For a second straight week, stocks rose in the face of trade war escalation. In the week after enacting tariffs on $34 billion of Chinese goods, President Trump announced his intention to apply duties to an additional $200 billion, although at a lower 10% rate. China’s lack of forceful response to this newer threat, and deepening investor understanding that tariffs will be just one factor impacting global growth provided some comfort. Earnings season moved into full swing with several major financial companies announcing mixed results. Perhaps due to reduced trade concerns, small caps lagged, but still remain ahead of large caps for the year. Bonds changed very little.
S&P 500: 2,801 (+1.5%)
FTSE All-World ex-US (VEU): (+0.6%)
US 10 Year Treasury Yield: 2.83% (+0.01%)
Gold: $1,241 (-1.1%)
EUR/USD: $1.168 (-0.5%)
- Monday – China’s Cosco shipping received US approval to acquire rival Orient Overseas for around $6.3 billion.
- Tuesday – The Trump administration released a list of goods from China totaling around $200 billion that could be subject to 10% tariffs, subject to review.
- Tuesday – President Trump ruffled feathers at a NATO gathering, and pressured allies to increase defense spending.
- Tuesday – EU anti-trust officials were reported to be planning a multi-billion fine against Google for its use of the Android operating system on mobile phones.
- Wednesday – Oil prices fell nearly 5% on reports that Libya would resume shipping after its ports were regained from an armed faction.
- Friday – US special counsel Mueller indicted 12 Russian military intelligence officers related to tampering in the 2016 election.
- Friday – President Trump issued kind words toward UK Prime Minister Theresa May and the two leaders vowed to complete a trade deal as soon as the UK exits the EU.
- Friday – The Trump administration was said to be considering tapping the strategic energy reserves to ease prices at gas pumps.
- Friday – Loan growth at JPMorgan Chase and Citigroup helped boost double digit earnings while Wells Fargo disappointed. Shares of all three were down modestly for the day.

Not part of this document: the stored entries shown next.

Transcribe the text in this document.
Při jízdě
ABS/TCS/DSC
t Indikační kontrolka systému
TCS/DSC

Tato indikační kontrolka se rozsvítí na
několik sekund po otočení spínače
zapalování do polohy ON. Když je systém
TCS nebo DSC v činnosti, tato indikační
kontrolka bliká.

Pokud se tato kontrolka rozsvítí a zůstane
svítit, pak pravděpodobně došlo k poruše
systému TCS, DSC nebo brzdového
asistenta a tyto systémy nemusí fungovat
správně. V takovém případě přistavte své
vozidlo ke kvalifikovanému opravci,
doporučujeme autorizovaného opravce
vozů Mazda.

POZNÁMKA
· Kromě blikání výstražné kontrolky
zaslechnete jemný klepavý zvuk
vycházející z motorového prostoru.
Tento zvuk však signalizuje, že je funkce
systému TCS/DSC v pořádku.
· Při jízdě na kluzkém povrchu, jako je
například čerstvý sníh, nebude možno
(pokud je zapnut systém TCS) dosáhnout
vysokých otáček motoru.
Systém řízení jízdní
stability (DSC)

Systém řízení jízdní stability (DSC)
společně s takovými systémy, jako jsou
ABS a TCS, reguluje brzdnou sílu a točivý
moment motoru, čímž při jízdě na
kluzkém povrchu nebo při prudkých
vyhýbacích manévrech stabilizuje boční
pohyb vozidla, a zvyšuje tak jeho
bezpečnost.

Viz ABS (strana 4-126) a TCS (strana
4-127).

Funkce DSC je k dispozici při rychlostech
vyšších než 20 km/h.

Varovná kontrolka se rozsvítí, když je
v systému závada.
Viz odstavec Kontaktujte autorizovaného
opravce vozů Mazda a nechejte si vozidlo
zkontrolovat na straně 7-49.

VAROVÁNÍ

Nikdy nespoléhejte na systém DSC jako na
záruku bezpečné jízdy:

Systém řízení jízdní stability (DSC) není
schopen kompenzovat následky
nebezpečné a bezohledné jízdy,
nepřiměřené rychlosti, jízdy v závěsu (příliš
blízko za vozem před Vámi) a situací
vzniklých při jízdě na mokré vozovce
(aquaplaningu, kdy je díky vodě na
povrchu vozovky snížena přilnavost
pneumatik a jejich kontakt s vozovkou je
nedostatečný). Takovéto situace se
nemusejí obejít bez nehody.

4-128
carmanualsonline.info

It is probably not coincidence that President Trump is said to be considering tapping strategic petroleum reserves just months before mid-term elections. Americans love their cars and trucks, but hate paying high gas prices.
With all the trade war talk, mid-term elections haven’t seen as much media attention as they might otherwise, but that will likely start to change in the coming months. For whatever reason, investors always seem to view mid-terms as scary. There is some logic to this, as markets generally dislike most forms of uncertainty.
The president’s party typically loses seats in mid-terms and that is expected to be the case this year, with most projections suggesting the Democrats could regain control of the House. If so, that should temper legislative activity and potentially reduce longer-term market uncertainty. Divided government is not a bad thing for markets. Having said all that, elections are difficult to predict and recent years have cast greater doubt on polling data and so-called election experts.
As we saw with Brexit and the US presidential election, even if you could correctly predict the outcome, it is very difficult to predict market reaction. The mid-terms will be interesting, but we don’t think they should be a major driver for investors.